Gymnasiallehrer wolltest du nicht werden?

Erhard: Was ich mir überlegt hatte, das war [die Fächerkombination] Deutsch-Latein. Latein hätt mir schon g’falln. Aber hernach ist das [die Ausbildung zum Gymnasiallehrer] halt langwieriger. Und ich war ja mit der Bundeswehr schon eineinhalb Jahre weggewesen.

 

Bei welcher Waffengattung warst du denn?

Erhard: Bei den Panzern. Ich war in Koblenz in der Grundausbildung, das war eine Panzereinheit. Dann war ich in Straubing, in Mitterharthausen, bei einer Mörsereinheit, ich war dort Rechner und Sprechfunker.

 

Hat sich die Schule verändert, seit du selbst Schüler warst?

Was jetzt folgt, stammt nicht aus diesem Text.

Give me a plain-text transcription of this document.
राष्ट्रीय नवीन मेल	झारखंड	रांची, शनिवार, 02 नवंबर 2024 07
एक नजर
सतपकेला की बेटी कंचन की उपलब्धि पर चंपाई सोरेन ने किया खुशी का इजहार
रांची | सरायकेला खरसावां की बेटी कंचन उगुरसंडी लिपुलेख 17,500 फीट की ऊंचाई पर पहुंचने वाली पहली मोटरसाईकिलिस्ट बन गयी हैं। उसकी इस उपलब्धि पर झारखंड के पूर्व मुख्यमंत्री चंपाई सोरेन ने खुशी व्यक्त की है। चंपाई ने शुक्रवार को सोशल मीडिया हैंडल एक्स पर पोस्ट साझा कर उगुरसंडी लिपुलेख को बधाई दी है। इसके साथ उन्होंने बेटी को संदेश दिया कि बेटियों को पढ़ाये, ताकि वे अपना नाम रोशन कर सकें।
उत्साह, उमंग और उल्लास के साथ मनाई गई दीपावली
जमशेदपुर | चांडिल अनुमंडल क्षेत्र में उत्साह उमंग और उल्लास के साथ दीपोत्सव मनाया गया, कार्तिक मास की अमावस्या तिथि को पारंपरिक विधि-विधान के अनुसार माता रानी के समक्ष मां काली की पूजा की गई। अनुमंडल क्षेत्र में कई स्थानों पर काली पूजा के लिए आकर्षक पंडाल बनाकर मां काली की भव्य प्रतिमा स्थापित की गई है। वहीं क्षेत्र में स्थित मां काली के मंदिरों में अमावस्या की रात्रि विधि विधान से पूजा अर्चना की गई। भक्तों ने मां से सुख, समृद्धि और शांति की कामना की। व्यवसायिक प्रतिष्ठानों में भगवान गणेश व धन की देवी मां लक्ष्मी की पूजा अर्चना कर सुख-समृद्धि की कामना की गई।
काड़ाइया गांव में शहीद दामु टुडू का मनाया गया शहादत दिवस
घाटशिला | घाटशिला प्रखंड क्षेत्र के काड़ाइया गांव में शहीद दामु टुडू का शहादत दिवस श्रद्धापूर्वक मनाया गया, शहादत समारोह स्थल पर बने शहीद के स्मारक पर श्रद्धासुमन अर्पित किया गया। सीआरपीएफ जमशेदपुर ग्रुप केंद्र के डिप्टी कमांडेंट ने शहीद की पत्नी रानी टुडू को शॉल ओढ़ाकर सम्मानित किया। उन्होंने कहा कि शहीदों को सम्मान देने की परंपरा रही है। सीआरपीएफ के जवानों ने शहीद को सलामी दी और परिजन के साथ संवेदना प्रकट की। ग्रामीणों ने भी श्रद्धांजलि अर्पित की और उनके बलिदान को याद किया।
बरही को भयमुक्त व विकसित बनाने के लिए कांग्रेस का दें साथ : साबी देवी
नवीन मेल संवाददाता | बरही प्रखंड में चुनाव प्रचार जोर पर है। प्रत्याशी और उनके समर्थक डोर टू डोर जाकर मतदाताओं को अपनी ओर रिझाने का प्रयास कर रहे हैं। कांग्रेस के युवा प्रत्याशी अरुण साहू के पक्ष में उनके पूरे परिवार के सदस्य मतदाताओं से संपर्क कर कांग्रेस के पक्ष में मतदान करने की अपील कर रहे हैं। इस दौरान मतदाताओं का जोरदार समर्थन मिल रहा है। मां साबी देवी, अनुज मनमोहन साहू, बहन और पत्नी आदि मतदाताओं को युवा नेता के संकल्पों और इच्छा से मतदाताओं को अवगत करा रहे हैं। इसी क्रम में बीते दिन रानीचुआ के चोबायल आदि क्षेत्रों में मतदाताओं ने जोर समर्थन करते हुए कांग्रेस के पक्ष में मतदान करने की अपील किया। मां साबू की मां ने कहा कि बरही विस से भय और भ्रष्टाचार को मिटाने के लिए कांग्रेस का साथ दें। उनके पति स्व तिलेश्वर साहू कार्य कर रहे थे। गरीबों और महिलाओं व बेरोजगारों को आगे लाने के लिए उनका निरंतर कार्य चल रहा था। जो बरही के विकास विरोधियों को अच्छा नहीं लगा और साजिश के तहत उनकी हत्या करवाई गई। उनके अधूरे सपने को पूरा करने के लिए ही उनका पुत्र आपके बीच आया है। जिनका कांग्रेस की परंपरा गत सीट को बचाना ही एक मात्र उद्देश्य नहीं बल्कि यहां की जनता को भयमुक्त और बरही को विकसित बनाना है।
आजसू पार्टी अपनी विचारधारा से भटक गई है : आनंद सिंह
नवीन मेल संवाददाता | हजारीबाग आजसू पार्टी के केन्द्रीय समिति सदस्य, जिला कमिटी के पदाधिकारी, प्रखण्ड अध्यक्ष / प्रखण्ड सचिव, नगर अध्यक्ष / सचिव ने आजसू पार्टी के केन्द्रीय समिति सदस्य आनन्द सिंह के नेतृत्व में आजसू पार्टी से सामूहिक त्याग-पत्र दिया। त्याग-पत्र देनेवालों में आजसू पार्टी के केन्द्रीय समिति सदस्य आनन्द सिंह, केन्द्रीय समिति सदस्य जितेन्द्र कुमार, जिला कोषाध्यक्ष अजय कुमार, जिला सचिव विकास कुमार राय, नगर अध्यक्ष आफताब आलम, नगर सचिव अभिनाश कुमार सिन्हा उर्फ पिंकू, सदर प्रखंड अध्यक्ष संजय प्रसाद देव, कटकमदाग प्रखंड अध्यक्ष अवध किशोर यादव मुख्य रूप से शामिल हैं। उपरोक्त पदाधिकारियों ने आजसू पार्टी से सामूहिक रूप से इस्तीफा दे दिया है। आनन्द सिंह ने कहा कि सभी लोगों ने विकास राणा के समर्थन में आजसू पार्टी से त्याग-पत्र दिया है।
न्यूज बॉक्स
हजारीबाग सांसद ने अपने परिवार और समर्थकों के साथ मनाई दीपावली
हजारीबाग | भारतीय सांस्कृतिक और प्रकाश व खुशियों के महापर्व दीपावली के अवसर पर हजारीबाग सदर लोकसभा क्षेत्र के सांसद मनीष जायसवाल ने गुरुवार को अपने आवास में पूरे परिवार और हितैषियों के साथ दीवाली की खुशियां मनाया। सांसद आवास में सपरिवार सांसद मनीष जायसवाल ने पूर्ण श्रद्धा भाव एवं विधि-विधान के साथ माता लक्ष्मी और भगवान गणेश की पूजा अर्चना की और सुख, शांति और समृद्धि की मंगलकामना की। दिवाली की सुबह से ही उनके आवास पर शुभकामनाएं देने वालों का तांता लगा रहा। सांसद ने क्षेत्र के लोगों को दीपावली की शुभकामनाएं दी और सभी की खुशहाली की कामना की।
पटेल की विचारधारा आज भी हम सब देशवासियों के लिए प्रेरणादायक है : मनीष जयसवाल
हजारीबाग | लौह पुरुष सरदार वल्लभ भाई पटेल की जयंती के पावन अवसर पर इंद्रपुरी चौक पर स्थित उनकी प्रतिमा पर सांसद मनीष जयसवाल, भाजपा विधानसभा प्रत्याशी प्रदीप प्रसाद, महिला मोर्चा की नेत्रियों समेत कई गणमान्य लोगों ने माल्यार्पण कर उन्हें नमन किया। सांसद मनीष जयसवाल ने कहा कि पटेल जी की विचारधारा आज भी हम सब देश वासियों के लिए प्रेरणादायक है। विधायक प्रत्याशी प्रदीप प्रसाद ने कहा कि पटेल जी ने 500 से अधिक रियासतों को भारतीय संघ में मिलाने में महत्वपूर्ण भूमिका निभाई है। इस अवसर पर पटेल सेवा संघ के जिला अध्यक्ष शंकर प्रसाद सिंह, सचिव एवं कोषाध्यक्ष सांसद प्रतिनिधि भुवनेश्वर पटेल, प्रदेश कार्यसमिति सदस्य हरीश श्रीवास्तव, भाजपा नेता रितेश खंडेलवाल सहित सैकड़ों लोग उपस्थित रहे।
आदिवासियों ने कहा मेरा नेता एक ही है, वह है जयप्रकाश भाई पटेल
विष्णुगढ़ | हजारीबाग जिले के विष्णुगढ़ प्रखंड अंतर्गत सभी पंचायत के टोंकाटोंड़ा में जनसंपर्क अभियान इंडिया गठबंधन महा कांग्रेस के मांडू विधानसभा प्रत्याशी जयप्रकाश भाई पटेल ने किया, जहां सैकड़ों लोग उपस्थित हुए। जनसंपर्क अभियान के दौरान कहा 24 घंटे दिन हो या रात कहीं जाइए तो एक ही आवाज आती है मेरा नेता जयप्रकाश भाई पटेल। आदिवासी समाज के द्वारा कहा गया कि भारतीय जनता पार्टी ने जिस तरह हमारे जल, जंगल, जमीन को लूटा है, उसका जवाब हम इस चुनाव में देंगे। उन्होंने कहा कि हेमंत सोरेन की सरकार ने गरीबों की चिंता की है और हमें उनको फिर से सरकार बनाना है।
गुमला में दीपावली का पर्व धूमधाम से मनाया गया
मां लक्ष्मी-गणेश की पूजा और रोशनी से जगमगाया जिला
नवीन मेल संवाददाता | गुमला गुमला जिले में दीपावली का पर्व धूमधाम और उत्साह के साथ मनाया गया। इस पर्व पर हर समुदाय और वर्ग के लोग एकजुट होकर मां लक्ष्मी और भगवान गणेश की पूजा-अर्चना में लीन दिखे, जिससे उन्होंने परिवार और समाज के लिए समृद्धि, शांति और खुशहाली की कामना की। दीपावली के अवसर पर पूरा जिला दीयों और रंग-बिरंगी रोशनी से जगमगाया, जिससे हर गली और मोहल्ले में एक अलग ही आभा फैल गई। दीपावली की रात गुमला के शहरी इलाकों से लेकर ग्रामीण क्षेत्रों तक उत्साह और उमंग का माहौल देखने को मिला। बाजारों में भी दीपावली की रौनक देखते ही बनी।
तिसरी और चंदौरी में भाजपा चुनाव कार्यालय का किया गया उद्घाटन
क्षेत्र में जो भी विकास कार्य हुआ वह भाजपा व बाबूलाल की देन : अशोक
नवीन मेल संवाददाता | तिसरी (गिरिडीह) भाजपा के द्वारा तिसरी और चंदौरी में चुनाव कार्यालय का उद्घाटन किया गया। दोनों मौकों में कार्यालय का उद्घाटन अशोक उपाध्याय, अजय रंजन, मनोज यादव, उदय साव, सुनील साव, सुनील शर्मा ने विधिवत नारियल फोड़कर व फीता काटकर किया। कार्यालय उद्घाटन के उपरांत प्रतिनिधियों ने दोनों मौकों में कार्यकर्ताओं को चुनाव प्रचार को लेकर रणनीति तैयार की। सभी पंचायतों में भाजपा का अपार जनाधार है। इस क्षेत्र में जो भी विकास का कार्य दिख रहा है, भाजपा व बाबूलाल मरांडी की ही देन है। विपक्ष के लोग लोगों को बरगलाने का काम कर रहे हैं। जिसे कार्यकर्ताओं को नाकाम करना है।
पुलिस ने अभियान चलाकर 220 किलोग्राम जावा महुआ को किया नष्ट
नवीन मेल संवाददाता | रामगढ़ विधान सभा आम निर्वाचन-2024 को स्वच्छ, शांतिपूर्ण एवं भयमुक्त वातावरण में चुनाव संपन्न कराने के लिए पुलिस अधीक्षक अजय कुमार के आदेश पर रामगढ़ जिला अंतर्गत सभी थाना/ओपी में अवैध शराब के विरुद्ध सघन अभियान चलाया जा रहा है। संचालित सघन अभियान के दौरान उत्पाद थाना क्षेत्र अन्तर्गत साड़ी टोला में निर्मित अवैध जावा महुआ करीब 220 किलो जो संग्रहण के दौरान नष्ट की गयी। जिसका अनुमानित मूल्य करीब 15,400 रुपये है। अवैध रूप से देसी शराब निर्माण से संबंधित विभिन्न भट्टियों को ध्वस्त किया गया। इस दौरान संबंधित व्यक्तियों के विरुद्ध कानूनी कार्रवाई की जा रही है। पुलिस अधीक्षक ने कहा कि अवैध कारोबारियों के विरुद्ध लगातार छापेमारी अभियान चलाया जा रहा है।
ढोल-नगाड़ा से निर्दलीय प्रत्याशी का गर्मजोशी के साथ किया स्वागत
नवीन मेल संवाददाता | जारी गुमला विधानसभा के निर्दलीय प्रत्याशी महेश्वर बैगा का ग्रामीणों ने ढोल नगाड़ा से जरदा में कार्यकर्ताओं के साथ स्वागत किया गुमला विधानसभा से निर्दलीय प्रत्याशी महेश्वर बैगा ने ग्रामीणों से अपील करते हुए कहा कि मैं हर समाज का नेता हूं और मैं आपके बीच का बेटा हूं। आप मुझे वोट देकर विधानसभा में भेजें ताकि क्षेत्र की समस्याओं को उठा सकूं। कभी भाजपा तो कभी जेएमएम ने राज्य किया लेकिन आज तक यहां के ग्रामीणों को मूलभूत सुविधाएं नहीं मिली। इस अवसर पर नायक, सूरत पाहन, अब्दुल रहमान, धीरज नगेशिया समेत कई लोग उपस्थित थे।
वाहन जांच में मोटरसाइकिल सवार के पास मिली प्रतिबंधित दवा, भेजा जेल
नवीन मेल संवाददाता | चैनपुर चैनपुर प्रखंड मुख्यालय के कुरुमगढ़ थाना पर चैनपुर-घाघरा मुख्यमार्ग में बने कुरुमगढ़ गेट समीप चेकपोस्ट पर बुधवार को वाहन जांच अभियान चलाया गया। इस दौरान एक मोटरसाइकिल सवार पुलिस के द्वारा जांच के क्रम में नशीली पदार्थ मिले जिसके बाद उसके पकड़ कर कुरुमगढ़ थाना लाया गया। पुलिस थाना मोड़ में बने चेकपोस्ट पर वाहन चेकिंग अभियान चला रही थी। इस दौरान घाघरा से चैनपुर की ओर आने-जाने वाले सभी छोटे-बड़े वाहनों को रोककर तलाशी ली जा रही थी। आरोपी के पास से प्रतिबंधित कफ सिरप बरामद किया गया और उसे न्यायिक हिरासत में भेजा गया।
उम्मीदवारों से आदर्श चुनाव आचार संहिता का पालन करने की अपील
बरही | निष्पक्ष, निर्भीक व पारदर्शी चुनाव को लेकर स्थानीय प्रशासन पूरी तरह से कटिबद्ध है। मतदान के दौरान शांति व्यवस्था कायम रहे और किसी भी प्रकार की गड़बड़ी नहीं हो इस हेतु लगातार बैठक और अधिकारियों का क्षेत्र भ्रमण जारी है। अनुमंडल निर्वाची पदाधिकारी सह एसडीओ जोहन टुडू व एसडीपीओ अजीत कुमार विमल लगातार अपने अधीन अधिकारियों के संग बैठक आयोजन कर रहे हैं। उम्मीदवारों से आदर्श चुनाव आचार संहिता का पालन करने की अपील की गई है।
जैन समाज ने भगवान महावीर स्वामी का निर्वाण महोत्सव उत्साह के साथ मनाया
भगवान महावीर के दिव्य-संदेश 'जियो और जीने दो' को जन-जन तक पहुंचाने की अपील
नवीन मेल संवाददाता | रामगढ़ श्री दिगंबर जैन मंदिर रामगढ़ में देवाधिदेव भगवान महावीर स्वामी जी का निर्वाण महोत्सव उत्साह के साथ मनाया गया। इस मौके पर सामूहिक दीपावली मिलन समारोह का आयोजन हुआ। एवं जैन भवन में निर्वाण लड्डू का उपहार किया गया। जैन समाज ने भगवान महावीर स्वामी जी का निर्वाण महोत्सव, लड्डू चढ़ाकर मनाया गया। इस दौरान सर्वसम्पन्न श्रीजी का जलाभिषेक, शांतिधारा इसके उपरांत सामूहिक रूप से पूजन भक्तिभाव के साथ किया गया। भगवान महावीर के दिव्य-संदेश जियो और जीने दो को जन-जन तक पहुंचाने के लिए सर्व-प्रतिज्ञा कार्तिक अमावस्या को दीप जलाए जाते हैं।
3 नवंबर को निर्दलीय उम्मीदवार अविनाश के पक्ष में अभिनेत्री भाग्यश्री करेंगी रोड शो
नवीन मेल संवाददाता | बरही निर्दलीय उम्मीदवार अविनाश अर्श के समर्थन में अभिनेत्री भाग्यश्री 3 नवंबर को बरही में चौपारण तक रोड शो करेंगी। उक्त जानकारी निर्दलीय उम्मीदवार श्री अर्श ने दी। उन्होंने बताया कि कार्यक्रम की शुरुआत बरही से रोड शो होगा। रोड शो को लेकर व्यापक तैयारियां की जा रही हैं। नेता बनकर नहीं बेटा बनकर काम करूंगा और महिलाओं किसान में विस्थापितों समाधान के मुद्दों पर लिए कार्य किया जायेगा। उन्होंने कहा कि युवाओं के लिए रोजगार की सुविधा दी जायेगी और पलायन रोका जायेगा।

Erhard: Sie hat sich sehr verändert. Was haben wir damals in der Schule an Arbeitsmitteln gehabt? Die hat sich der Lehrer selbst basteln müssen.

 

Hast du ein Beispiel für uns?

Erhard: Der Lehrer hat z.B. eine Landkarte in Form einer Schablone mitgebracht, keinen Stempel. Die haben wir Schüler alle übertragen. Und wir haben tolle Einträge gemacht, zuletzt hab ich etwas Vergleichbares auf einer Waldorfschule gesehen. Oder der Lehrer hat Kalenderblätter gesammelt, das war dann unser Anschauungsmaterial. Später, als ich angefangen hab, sind die Arbeitsblätter gekommen, die haben wir verwendet bis zum Exzess. ...

 

Arbeitsblätter hat man auch von den Verlagen kaufen können. Oder man hat sich die Arbeitsblätter selber geschrieben. Ich kann mich erinnern, dass der Hauptlehrer Vilsmeier – der hat ja noch bis in die Zeit, in der mein Vater Schulleiter war, also als Rentner hat er noch unterrichtet – er hat g’sagt: „Das mit den Arbeitsblättern mach ich nimmer.“ Bei ihm ist halt viel Tafelanschrift gewesen.

 

Die heutigen Sozialformen, die hat’s halt damals nicht gegeben, das war alles Lehrer-zentrierter Unterricht, frontal. Später gab es dann Partnerarbeit und Gruppenarbeit.

 

Wann hast du als Lehrer angefangen?

Erhard: Das war 1972. Man hat angeben können, in welchen Regierungsbezirk man will. Nach Oberbayern reinzukommen, war als Unverheirateter unmöglich. ... Ich hab Niederbayern angegeben. Und dort bin ich auch hingekommen. ... In Pfarrkirchen hab ich angefangen, hab Aushilfe gemacht das erste halbe Jahr. Im Schuljahr [19]72/73 hab ich dann eine Klassenführung bekommen, bei Ering am Inn, bei Simbach. Auch in Triftern war ich in der Schule, dort, wo dieses Jahr die Überschwemmung war.

 

Vorhin hast du gesagt, dass es zu deiner Schulzeit keine Disziplinprobleme gegeben hat. Und heute?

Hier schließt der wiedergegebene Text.